Ready to make it?Print
A nutritious alternative to traditional Jamaican Cornmeal porridge that is free of added sugar and lower in saturated fat.
- 25g fine or medium cornmeal
- 225 almond milk
- 1/2 teaspoon vanilla extract
- 1/2 teaspoon ground cinnamon
- Small handful raspberries
- 1 tablespoon Greek yoghurt
- 1 tablespoon pomegranate seeds
- 1 teaspoon pumpkin seeds
- 1 teaspoon milled flaxseeds
- Pinch dessicated coconut (optional)
Combine cornmeal, almond milk, vanilla extract and ground cinnamon in a medium saucepan. Cook on low heat for 10 minutes, stirring continuously.
Tranfer to a serving bowl. Top with Greek yoghurt, raspberries, pomegranate seeds, pumpkin seeds and milled flaxseeds. Enjoy!
If you use medium or coarse cornmeal, you’ll need to cook for longer.
Dairy milk or another plant-based milk will work well in this recipe. However, the nutritional content will vary.
- Serving Size: Serves 1
- Calories: 205
- Sugar: 4.7g
- Fat: 9.5g
- Saturated Fat: 3.6g
- Carbohydrates: 23g
- Fiber: 4g
- Protein: 6.9g
- Cholesterol: 7.5mg
Keywords: Cornmeal Porridge, Breakfast
- Cignarelli, A., Genchi, V.A., Perrini, S., Natalicchio, A., Laviola, L., and Giorgino, F. (2019) Insulin and Insulin Receptors in Adipose Tissue Development. Int J Mol Sci, 20(3), 759.
- Stinson, E.J., Piaggi, P., Ibrahim, M., Venti, C., Krakoff, J., and Votruba, S.B (2018) High fat and sugar consumption during ad libitum intake predicts weight gain. Obesity (Silver Spring), 26(4), 689-695.
- Seaman, D.R. (2013) Weight gain as a consequence of living a modern lifestyle: a discussion of barriers to effective weight control and how to overcome them. J Chiropractic Humanities, 20(1), 27-35/ .
- Hardy, O.T., Czech, M.P., and Corvera, S. (2012) What causes the insulin resistance underlying obesity. Curr Opin in Endocrinology Diabetes and Obesity, 19(2), 81-87.
- Paddon-Jones, D., Westman, E., Mattes, R.D., Wolfe, R.R., Astrup, A., Westerterp-Planteng, M. (2008) Protein, weight management, and satiety. The American Journal of Clinal Nutrition, 87(5), 1558S-1561S.

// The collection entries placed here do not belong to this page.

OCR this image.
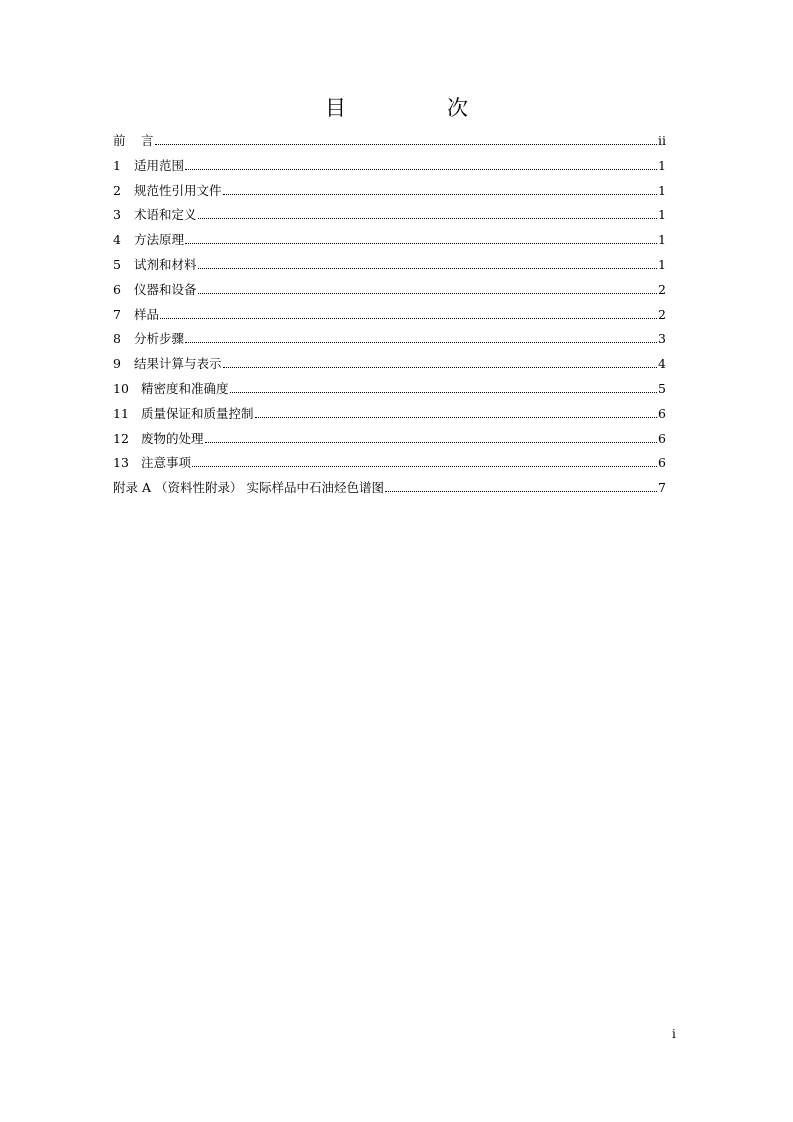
目　次
前	言	ii
1	适用范围	1
2	规范性引用文件	1
3	术语和定义	1
4	方法原理	1
5	试剂和材料	1
6	仪器和设备	2
7	样品	2
8	分析步骤	3
9	结果计算与表示	4
10 精密度和准确度	5
11 质量保证和质量控制	6
12 废物的处理	6
13 注意事项	6
附录 A （资料性附录） 实际样品中石油烃色谱图	7
i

- Parikh, M., Maddaford, T.G., Austria, J.J., Aliani, M., Netticadan, T., and Pierce, G.N. (2019) Dietary flaxseed as a strategy for improving human health. Nutrients, 11(5), 1171.

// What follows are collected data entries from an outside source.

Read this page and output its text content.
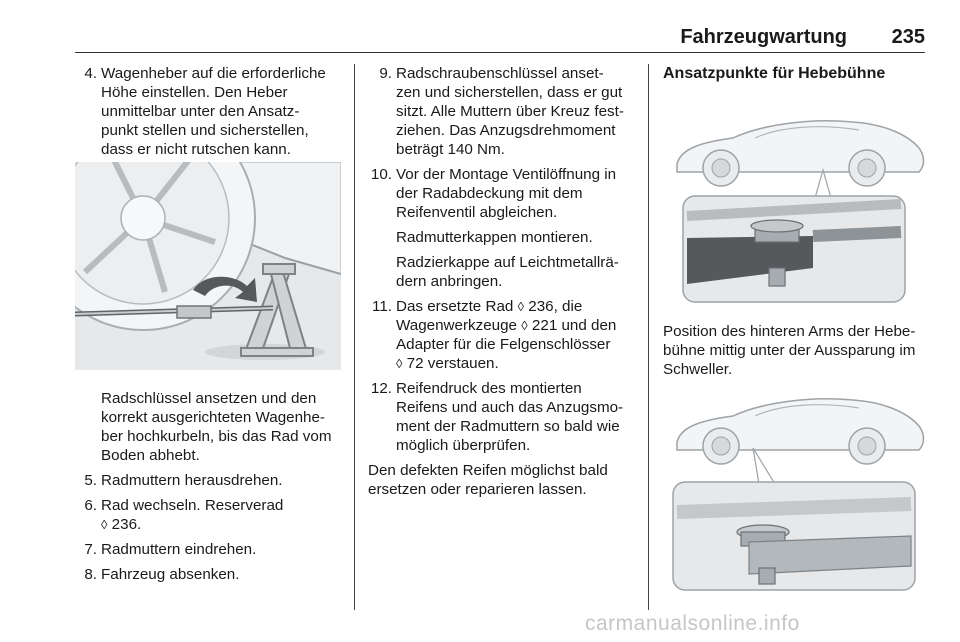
Fahrzeugwartung 235
4. Wagenheber auf die erforderliche
Höhe einstellen. Den Heber
unmittelbar unter den Ansatz-
punkt stellen und sicherstellen,
dass er nicht rutschen kann.
Radschlüssel ansetzen und den
korrekt ausgerichteten Wagenhe-
ber hochkurbeln, bis das Rad vom
Boden abhebt.
5. Radmuttern herausdrehen.
6. Rad wechseln. Reserverad
◊ 236.
7. Radmuttern eindrehen.
8. Fahrzeug absenken.
9. Radschraubenschlüssel anset-
zen und sicherstellen, dass er gut
sitzt. Alle Muttern über Kreuz fest-
ziehen. Das Anzugsdrehmoment
beträgt 140 Nm.
10. Vor der Montage Ventilöffnung in
der Radabdeckung mit dem
Reifenventil abgleichen.
Radmutterkappen montieren.
Radzierkappe auf Leichtmetallrä-
dern anbringen.
11. Das ersetzte Rad ◊ 236, die
Wagenwerkzeuge ◊ 221 und den
Adapter für die Felgenschlösser
◊ 72 verstauen.
12. Reifendruck des montierten
Reifens und auch das Anzugsmo-
ment der Radmuttern so bald wie
möglich überprüfen.
Den defekten Reifen möglichst bald
ersetzen oder reparieren lassen.
Ansatzpunkte für Hebebühne
Position des hinteren Arms der Hebe-
bühne mittig unter der Aussparung im
Schweller.
carmanualsonline.info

- Martinec, N., Balbino, S., Dobša, J., Šimunić-Mežarić, V., and Legen, S. (2019) Macro- and microelements in pumpkin seed oils: Effect of processing, crop season, and country of origin. Food Science and Nutrition, 7(5), 1634-1644.
- Lattimer, J.M., and Haub, M.D. (2010) Effects of dietary fibre and its components on metabolic health. Nutrients, 2(12), 1266-1289.